A Translation Of A Section From Sh. Manna’ al-Qattan’s Book On ‘Uloom al-Hadith: Regarding Weak Ahadith
By Sh. Mann’a al-Qatan | Translated by Ustadh Jamal Diwan
As Salamu Alaikum Wa Rahmatullahi wa barakatuh
Bismillah was-salaatu was-salamu ‘ala rasoolillah
I wanted to share with you all a rough translation of a section that I read recently from Sh. Manna’ al-Qattan’s book on ‘Uloom al-Hadith. The section is very short, but gives a good idea of the differences between the scholars surrounding the issue of acting upon weak hadiths.
The Sheikh* says in the section entitled “Acting Upon Weak Hadiths.”
The basic premise regarding weak hadiths is that they are rejected and not acted upon. Which is the opposite of what is done with authentic and good hadiths. But the scholars have researched and discussed the topic of the possibility of acting upon weak hadiths and their views in the matter have differed. In this issue there are three main views.

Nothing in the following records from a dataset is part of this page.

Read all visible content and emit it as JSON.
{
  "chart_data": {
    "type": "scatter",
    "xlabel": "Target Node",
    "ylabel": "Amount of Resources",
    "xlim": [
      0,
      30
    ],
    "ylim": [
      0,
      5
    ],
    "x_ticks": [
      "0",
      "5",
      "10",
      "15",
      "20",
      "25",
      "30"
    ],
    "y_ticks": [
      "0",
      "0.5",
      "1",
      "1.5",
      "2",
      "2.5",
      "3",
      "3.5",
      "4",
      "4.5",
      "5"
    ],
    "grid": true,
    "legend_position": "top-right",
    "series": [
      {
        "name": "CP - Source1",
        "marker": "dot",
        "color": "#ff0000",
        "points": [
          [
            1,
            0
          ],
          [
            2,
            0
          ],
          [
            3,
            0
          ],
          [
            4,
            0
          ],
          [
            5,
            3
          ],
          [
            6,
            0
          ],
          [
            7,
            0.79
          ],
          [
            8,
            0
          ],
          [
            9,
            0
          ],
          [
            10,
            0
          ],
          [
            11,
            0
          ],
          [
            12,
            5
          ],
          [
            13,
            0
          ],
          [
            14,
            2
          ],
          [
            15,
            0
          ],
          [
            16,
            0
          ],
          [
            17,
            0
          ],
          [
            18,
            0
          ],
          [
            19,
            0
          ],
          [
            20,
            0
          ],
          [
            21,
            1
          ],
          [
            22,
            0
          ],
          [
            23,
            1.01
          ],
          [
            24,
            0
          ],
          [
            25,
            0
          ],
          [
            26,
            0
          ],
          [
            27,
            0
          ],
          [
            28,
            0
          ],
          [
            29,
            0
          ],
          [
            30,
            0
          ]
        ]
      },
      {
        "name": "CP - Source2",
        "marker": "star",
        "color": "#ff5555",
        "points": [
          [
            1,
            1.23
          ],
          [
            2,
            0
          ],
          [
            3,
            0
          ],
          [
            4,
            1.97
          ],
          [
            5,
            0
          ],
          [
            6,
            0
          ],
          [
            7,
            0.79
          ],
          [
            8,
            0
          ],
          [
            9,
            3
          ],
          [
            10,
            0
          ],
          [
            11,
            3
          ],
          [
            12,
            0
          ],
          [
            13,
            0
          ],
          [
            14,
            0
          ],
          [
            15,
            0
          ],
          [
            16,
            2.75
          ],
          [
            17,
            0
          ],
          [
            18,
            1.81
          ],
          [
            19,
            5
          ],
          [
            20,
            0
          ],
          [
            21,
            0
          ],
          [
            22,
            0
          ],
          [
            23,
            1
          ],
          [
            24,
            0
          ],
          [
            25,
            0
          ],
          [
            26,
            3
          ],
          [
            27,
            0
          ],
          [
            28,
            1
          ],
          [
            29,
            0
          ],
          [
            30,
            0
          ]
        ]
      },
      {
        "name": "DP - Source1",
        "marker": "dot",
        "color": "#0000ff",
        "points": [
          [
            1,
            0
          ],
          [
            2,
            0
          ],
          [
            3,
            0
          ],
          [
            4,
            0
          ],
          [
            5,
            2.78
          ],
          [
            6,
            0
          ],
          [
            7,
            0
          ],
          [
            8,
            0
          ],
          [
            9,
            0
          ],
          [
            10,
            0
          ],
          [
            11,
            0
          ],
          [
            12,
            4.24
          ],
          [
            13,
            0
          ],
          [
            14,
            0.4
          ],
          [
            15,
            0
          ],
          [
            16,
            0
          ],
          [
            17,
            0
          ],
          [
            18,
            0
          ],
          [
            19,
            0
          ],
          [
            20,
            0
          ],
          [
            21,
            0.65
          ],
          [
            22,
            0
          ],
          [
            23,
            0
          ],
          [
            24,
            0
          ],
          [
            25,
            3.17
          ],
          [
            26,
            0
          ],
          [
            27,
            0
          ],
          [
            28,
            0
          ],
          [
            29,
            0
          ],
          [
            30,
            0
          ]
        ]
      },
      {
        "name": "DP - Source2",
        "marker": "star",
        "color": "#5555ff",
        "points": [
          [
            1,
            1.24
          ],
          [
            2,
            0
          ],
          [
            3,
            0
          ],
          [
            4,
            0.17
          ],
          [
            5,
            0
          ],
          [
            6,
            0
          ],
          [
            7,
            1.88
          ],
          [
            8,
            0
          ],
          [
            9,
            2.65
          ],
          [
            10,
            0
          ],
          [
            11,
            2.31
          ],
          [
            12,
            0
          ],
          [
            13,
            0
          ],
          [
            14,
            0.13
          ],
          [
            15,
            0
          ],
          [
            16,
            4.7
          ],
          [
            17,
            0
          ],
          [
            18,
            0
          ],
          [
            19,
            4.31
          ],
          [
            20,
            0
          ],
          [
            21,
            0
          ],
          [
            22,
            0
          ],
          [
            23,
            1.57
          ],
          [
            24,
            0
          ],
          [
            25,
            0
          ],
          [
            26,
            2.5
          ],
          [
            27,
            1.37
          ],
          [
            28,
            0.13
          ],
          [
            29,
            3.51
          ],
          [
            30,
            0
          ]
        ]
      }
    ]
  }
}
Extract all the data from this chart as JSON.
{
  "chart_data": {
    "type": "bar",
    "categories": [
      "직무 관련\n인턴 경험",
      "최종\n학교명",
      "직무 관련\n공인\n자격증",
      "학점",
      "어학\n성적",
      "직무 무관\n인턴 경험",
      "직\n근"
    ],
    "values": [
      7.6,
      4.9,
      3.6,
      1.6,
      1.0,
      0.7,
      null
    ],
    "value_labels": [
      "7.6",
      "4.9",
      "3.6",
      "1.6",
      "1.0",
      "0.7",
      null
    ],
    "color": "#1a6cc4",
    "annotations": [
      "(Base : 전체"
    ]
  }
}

1. A group of the researchers of the ‘ulema are of the opinion that weak hadiths are not acted upon without exception, regardless of whether they are in beliefs, or legal rulings, or encouraging and warning, or righteous deeds. This is what has come to us regarding Yahya ibn Ma’in, al-Bukhari, Muslim, ibn al-‘Arabi the scholar of the Malikis, Abu Shama al-Muqaddasi from the scholars of the Shafi’s, and Ibn Hazm.
2. It is also related from many of the scholars the allowance of acting upon weak hadiths without exception IF there is nothing else related in that area of discussion. This is what has come to us from Abu Hanifa, ash-Shafi’i, Malik, and Ahmad ibn Hanbal. But it must be noted that the da’eef hadith according to Ahmad is that which is opposite to the sahih in the terminology of the early scholars.
3. Some of the scholars separated the stated opinions in regards to acting upon weak hadiths. They thereby allowed it in encouraging/motivating and warning as well as in righteous deeds, while at the same time disallowing it in regards to beliefs and legal rulings.
These two groups allowed acting upon weak hadiths with three conditions:
1. The weakness of the hadith cannot be severe (there are many subcategories regarding weak hadiths)
2. The hadith must be encompassed by a principle which is accepted and acted upon.
3. The person should not believe when they are acting by the hadith that it is a clear-cut, founded matter, but rather be cautious regarding it.
I am sharing this first and foremost so that I memorize it. Secondly as a reminder to my brothers and sisters that the din has areas in which there is no disagreement and areas in which there is allowed and respected disagreement. If on this matter of acting by weak hadiths in certain cases is something you have accepted or rejected then know that there are various views on the matter and don’t let it cause a barrier between you and your brothers/sisters, rather keep your eyes on the big picture and keep moving.
This is by no means the end say on this matter and as stated before is only something very brief on the topic. Please let me know if you have any questions, comments, or concerns, and don’t forget a brother (and his wife) in your dua.
*Sh. Mann’a al-Qatan is, perhaps, one of the most important figures in contemporary Islamic studies. He has written a large number of texts that, if mastered, provide a solid foundation, and introduction, to many Islamic sciences. Some of his more popular books are the one mentioned in this article and:
1. ‘Ulom al-Quran
2. al-Madkhal ila al-Shari’ah al-Islamiyyah
His books are known for their simplistic and accessible style, modern tone and removal of many unwarranted discussions and polemics that waste the student’s time and busy him with unneeded discussions and disputes. After completing Sh. Qattan’s texts one does not feel an allegiance to a certain school, thought or trend. On the contrary, one feels a great desire to benefit others and a renewed strength towards articulating faith in a balanced fashion that serves to unite the Muslims and benefit others. His approach is representative of the majority of scholars, institutions and centers of learning today:
1. absence of fanaticism (towards a current group or thought
2. respect for classical Islamic scholarship while recognizing the need for a contemporary approach and presentation by making the writing easy and style simple to follow
3. taking time to teach with proofs and points that benefit the student’s language, comprehension and respect for the science. This is contrary to the Mutun
system which, as Ibn Khaldun and others noted, fails to develop appreciated language, nor depth of thought, but relegates the student to simple lines that are memorized and regurgitated upon request. [Footnote added by Ust. Suhaib Webb]
May Allah reward him, bless him and grant us tawfiq to benefit from his work and efforts.